Trump tariff proposals could affect electronic goods

3 mins read

US President, Donald Trump, has proposed to further increase the $50billion tariff he has already placed on Chinese imported products by 25percent.

The increased tariff comes after an on-going trade ‘battle’ between the two counties, and will affect some 1,400 products. Imports of Chinese steel and aluminium products have grabbed the news headlines, but further analysis of the US Government’s Notice of Determination of Action Pursuant to Section 301: China Acts, Policies and Practices Related to Technology Transfer, Intellectual Property and Innovation, reveals that many electronic components are also included.

According to a report from the BBC, analysts have also "warned of the risk of a full-blown trade war for the global economy and the markets, and believe ongoing behind-the-scenes negotiations between the two giants are crucial.”

The current list released on April 3 includes all tantalum, aluminium, ceramic, paper or plastic capacitors, many carbon, composition or film resistors, fuses, relays, LEDs, transistors, thyristorslithium, air zinc and silver oxide primary cell batteries. It also includes some consumer products, many automotive products and industrial equipment.

Dean Garfield, president and CEO of industry trade group, Information Technology Council (ITIC), released a statement in March in response to the tariff, urging the US president to reconsider his decision.

“We appreciate that the Trump Administration has listened to industry’s requests for a comment period,” Garfield began. “While we look forward to providing our feedback on the options the administration has outlined, we remain concerned with the administration’s focus on tariffs. These measures could violate international obligations and – more importantly – would punish U.S. consumers, businesses, and workers for China’s action.

“As the administration considers how it will address these serious issues, we encourage it to act consistent with international obligations and in close collaboration with other countries. In entering the WTO process, the administration should simultaneously engage the Chinese in negotiations to reach a settlement. The agreement should ensure that China takes concrete steps to curb its harmful practices and is held accountable for actually doing so.”

The ITIC also constructed a letter to President Trump, which was signed by nearly four dozen business associations. In the letter, the groups outlined how tariffs harm US companies and American workers across the economy, greatly limiting market opportunities in China for US manufacturers, service providers, content creators, and small businesses.

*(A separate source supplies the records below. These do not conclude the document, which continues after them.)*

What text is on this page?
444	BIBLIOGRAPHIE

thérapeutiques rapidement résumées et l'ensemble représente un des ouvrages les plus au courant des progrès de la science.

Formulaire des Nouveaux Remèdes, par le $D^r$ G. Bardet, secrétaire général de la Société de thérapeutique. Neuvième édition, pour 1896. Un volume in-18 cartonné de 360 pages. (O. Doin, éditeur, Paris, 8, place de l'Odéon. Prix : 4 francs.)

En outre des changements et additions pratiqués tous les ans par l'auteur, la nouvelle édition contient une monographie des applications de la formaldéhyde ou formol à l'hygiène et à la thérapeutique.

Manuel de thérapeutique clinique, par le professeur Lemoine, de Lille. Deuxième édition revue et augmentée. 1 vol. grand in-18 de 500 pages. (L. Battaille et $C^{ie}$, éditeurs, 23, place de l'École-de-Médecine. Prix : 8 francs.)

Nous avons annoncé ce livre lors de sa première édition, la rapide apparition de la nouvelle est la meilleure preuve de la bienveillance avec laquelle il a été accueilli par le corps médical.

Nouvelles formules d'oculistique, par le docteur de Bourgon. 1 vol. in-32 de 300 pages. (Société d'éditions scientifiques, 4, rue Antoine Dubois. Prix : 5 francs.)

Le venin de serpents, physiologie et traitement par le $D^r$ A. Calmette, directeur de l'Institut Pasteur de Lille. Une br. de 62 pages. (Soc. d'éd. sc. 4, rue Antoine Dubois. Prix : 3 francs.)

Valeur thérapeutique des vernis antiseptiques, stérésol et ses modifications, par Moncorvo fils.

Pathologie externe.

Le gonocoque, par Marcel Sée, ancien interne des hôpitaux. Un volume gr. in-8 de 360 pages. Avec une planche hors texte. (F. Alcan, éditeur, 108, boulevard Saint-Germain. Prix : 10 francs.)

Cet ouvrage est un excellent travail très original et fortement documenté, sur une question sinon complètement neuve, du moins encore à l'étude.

While, members of the International Distribution of Electronics Association (IDEA) are in the process of formulating a position paper to submit to US Trade Representative. This will request that electronic components are removed from the Annex during the consultation process which begins with submission of written comments on 11 May.

According to ecsn and IDEA Chairman, Adam Fletcher, the application of the proposed tariffs to these electronic products would obviously increase direct costs to customers in the US, but also transactional costs for manufacturers and manufacturer authorised distributors involved in the import of goods from China into the US and then onward shipment to international customers. To avoid the tariff manufacturers and manufacturer authorised distributors would have to drop ship goods or pay the incoming tariff and claim it back on exported products, they will also have to ensure goods were not re-shipped into the US from China via a third-party country. “It’s an additional administrative burden for the entire electronic components supply network where the lead-times for passive components are already significantly extended,” said Fletcher.

“There have been some suggestions that the current products listed on the Harmonised Tariff Schedule Annex are part of a wider negotiating strategy between US and Chinese Officials,” continued Fletcher. “I hope that is the case, but our industry must react quickly to request that all electronic components are removed from the proposed schedule during the consultation process”.

However, the findings of the investigation into China’s acts, policies and practices related to technology transfer and intellectual property and innovation by the US Trade Representative concluded they are an ‘unreasonable or discriminatory and burden or restrict US commerce’.

“We need to prepare for the worst and hope for the best,” concluded Fletcher.

Garfield has now added to his previous statement, commenting: “If history is any indication, these proposed tariffs will not work and will be entirely counterproductive,” he said. “Tariffs penalise US consumers by increasing prices on technology products and will not change China’s behaviour. Instead, the administration should act consistent with international obligations and work with other countries to address systemic issues with China.”